The Minerals Industry Association says up to 40 per cent of spending on new prospecting and exploration was going on consenting and other administrative costs with dozens of local authorities throughout the country.
This hit small companies especially hard. Association chief executive Doug Gordon said analysis of Ministry of Economic Development figures was shocking.
"A permit from an agency is not worth anything because then you have to negotiate access and consents," Gordon said. "When you go to these councils, depending on who's sitting on them and what their views are, you've got to pay through the nose either with time or money."
The Ministry for the Environment is investigating new laws which would allow granting of resource consents for "regionally significant" projects to be accelerated.
Gordon said this was encouraging but required new thinking among local authorities.
"It's one thing for the government to have that intent but it's another thing to change the culture in all these regional and district councils and agencies to get them to do it," he said.
Rule changes for big projects could work against smaller operators who were seen as competition by big companies.
"That's a possibility. When you think about minerals [explorers] they're small with relatively small amounts of money rather than a Bathurst or a Newmont ... They can keep on chugging along."
Association research has found the mineral sector could easily double its current $1.5 billion contribution to gross domestic product if investment in the exploration sector was increased. Gordon said to do this a trebling of exploration investment was needed.

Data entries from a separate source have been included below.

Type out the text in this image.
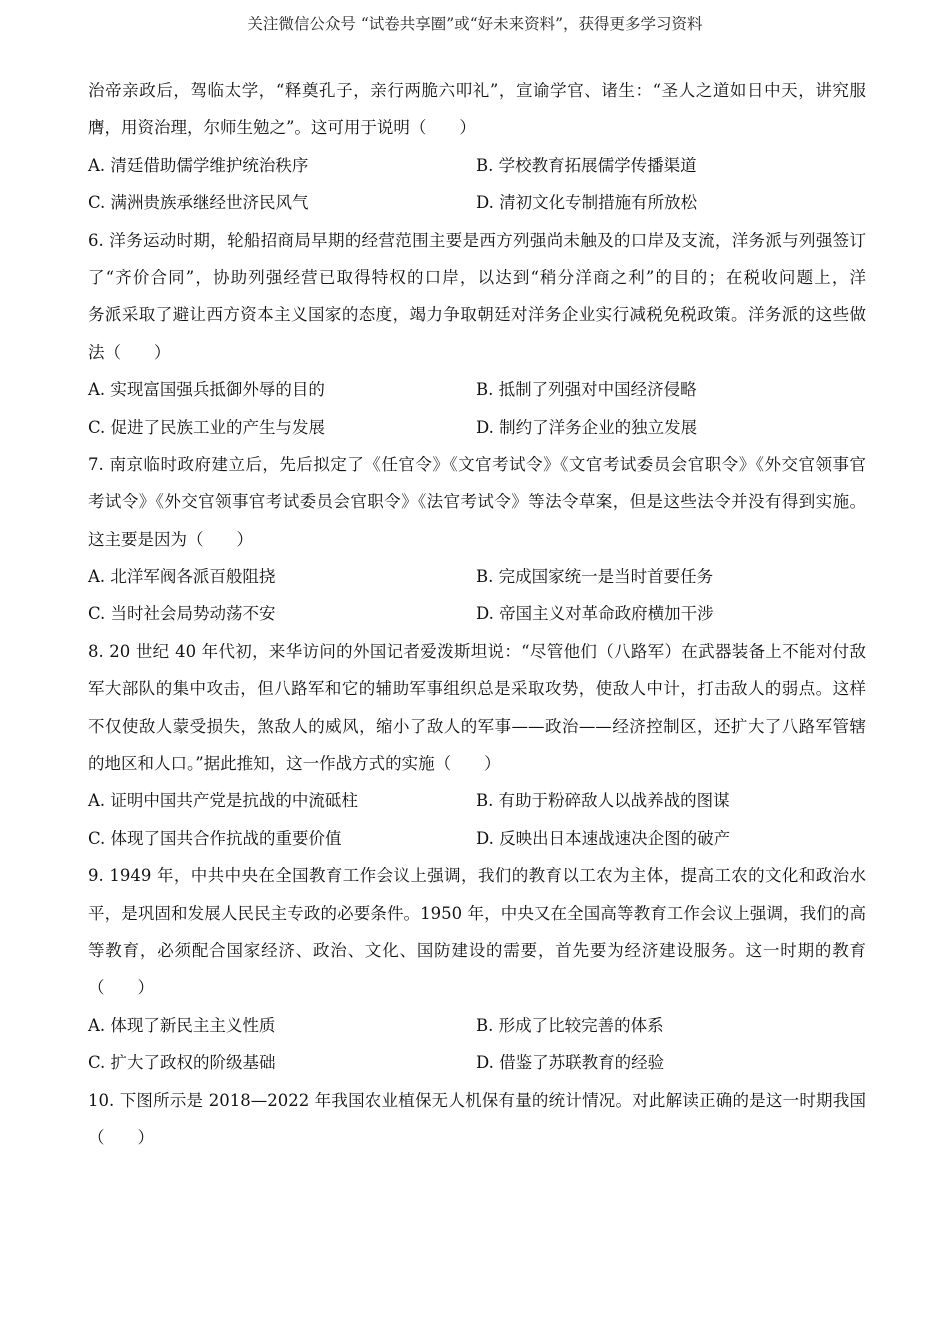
关注微信公众号 “试卷共享圈”或“好未来资料”，获得更多学习资料
治帝亲政后，驾临太学，“释奠孔子，亲行两脆六叩礼”，宣谕学官、诸生：“圣人之道如日中天，讲究服
膺，用资治理，尔师生勉之”。这可用于说明（　　）
A. 清廷借助儒学维护统治秩序	B. 学校教育拓展儒学传播渠道
C. 满洲贵族承继经世济民风气	D. 清初文化专制措施有所放松
6. 洋务运动时期，轮船招商局早期的经营范围主要是西方列强尚未触及的口岸及支流，洋务派与列强签订
了“齐价合同”，协助列强经营已取得特权的口岸，以达到“稍分洋商之利”的目的；在税收问题上，洋
务派采取了避让西方资本主义国家的态度，竭力争取朝廷对洋务企业实行减税免税政策。洋务派的这些做
法（　　）
A. 实现富国强兵抵御外辱的目的	B. 抵制了列强对中国经济侵略
C. 促进了民族工业的产生与发展	D. 制约了洋务企业的独立发展
7. 南京临时政府建立后，先后拟定了《任官令》《文官考试令》《文官考试委员会官职令》《外交官领事官
考试令》《外交官领事官考试委员会官职令》《法官考试令》等法令草案，但是这些法令并没有得到实施。
这主要是因为（　　）
A. 北洋军阀各派百般阻挠	B. 完成国家统一是当时首要任务
C. 当时社会局势动荡不安	D. 帝国主义对革命政府横加干涉
8. 20 世纪 40 年代初，来华访问的外国记者爱泼斯坦说：“尽管他们（八路军）在武器装备上不能对付敌
军大部队的集中攻击，但八路军和它的辅助军事组织总是采取攻势，使敌人中计，打击敌人的弱点。这样
不仅使敌人蒙受损失，煞敌人的威风，缩小了敌人的军事——政治——经济控制区，还扩大了八路军管辖
的地区和人口。”据此推知，这一作战方式的实施（　　）
A. 证明中国共产党是抗战的中流砥柱	B. 有助于粉碎敌人以战养战的图谋
C. 体现了国共合作抗战的重要价值	D. 反映出日本速战速决企图的破产
9. 1949 年，中共中央在全国教育工作会议上强调，我们的教育以工农为主体，提高工农的文化和政治水
平，是巩固和发展人民民主专政的必要条件。1950 年，中央又在全国高等教育工作会议上强调，我们的高
等教育，必须配合国家经济、政治、文化、国防建设的需要，首先要为经济建设服务。这一时期的教育
（　　）
A. 体现了新民主主义性质	B. 形成了比较完善的体系
C. 扩大了政权的阶级基础	D. 借鉴了苏联教育的经验
10. 下图所示是 2018—2022 年我国农业植保无人机保有量的统计情况。对此解读正确的是这一时期我国
（　　）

"That means attracting to New Zealand high-risk foreign direct investment in exploration. It's not necessarily about numbers of permits, it's about how much money is put into drilling holes to find and prove the existence of commercial mineral deposits."
On average, one in 1000 drill sites became commercially viable mines.
According to the analysis of the MED figures, spending on prospecting and exploration fell from $38.5 million in 2005 to $27.4 million in 2010 although bounced back up to $36.7 million last year.